Tartuffe, ou l'imposteur
Molière
伪君子
莫里哀
ACTE I.
SCÈNE IV. - Orgon, Cléante, Dorine.
ORGON.
Ah ! mon frère, bonjour
CLÉANTE.
Je sortois, et j'ai joie à vous voir de retour.
La campagne à présent n'est pas beaucoup fleurie.
ORGON.
Dorine.... Mon beau-frère, attendez, je vous prie :
Vous voulez bien souffrir, pour m'ôter de souci,
Que je m'informe un peu des nouvelles d'ici.

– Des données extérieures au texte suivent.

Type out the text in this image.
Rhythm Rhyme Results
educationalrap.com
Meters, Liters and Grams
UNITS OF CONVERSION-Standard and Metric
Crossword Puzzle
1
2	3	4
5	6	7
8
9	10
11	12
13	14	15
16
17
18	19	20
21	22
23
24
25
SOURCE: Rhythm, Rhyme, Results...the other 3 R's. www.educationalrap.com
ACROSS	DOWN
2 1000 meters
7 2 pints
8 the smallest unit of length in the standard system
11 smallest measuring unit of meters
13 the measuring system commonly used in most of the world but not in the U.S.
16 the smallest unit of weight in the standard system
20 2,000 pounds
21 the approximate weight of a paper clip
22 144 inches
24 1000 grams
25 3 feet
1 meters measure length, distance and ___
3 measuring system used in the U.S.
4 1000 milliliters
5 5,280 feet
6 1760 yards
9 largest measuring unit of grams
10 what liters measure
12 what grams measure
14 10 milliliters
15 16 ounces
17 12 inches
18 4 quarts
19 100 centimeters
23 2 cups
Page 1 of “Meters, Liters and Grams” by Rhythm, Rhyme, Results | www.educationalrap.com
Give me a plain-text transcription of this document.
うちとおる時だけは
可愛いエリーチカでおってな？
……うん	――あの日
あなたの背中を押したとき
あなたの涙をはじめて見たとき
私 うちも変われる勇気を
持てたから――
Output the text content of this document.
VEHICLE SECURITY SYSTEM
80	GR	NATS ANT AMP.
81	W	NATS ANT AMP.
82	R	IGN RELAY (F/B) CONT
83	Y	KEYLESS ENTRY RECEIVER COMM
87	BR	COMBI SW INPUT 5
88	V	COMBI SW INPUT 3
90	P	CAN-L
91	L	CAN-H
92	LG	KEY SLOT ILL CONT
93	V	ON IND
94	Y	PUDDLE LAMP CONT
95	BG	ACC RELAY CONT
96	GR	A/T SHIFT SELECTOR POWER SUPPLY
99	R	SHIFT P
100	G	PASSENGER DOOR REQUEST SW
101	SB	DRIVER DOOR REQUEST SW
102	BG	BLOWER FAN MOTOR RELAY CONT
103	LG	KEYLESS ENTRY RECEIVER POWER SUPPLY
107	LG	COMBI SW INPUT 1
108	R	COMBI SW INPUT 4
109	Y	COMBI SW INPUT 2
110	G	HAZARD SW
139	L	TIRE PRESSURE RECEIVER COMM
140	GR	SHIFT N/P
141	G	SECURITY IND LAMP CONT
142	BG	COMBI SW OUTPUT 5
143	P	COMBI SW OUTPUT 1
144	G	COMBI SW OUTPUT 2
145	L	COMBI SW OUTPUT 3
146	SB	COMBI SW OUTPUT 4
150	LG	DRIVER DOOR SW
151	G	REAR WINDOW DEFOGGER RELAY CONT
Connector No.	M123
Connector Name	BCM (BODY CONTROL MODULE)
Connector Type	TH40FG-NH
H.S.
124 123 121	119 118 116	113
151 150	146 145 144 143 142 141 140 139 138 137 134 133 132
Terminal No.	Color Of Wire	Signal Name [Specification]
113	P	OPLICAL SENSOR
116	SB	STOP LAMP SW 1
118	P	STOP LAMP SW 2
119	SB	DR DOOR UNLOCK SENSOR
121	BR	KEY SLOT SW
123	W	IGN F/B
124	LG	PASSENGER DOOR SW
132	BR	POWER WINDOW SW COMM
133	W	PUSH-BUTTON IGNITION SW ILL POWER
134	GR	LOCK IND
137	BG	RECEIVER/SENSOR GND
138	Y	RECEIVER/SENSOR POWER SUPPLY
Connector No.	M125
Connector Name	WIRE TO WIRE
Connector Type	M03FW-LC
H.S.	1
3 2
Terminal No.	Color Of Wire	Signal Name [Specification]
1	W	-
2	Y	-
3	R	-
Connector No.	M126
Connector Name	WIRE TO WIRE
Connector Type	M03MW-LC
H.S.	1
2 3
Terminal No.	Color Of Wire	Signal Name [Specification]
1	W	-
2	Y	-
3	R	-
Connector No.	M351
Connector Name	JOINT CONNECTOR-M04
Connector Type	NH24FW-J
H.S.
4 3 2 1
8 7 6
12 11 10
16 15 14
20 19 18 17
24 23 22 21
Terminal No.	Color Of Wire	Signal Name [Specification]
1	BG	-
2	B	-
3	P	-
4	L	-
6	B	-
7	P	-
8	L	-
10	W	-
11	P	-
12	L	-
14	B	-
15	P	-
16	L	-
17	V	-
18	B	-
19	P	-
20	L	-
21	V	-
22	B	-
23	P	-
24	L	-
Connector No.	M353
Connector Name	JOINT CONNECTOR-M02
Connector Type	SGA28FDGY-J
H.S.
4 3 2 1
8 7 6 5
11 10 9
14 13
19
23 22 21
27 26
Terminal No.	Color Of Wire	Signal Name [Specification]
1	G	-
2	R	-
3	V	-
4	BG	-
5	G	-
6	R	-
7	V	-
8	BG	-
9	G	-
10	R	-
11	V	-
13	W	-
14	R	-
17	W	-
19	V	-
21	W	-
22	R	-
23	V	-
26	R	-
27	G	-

Tout s'est-il, ces deux jours, passé de bonne sorte ?
Qu'est-ce qu'on fait céans ? comme est-ce qu'on s'y porte ?
DORINE.
Madame eut avant-hier la fièvre jusqu'au soir,
Avec un mal de tête étrange à concevoir.
ORGON.
Et Tartuffe ?
DORINE.
Tartuffe ? Il se porte à merveille,
Gros et gras, le teint frais, et la bouche vermeille.
ORGON.
Le pauvre homme !
DORINE.
Le soir, elle eut un grand dégoût,
Et ne put au souper toucher à rien du tout,
Tant sa douleur de tête étoit encore cruelle !
ORGON.
Et Tartuffe ?
DORINE.
Il soupa, lui tout seul, devant elle,
Et fort dévotement il mangea deux perdrix,
Avec une moitié de gigot en hachis.
ORGON.
Le pauvre homme !
DORINE.
La nuit se passa toute entière
Sans qu'elle pût fermer un moment la paupière ;
Des chaleurs l'empêchoient de pouvoir sommeiller,
Et jusqu'au jour près d'elle il nous fallut veiller.
ORGON.
Et Tartuffe ?
DORINE.
Pressé d'un sommeil agréable,
Il passa dans sa chambre au sortir de la table,
Et dans son lit bien chaud il se mit tout soudain,
Où sans trouble il dormit jusques au lendemain.
ORGON.
Le pauvre homme !
DORINE.
A la fin, par nos raisons gagnée,
Elle se résolut à souffrir la saignée,
Et le soulagement suivit tout aussitôt.
ORGON.
Et Tartuffe ?
DORINE.
Il reprit courage comme il faut,
Et contre tous les maux fortifiant son âme,
Pour réparer le sang qu'avoit perdu Madame,
But à son déjeuner quatre grands coups de vin.
ORGON.
Le pauvre homme !
DORINE.
Tous deux se portent bien enfin ;
Et je vais à Madame annoncer par avance
La part que vous prenez à sa convalescence.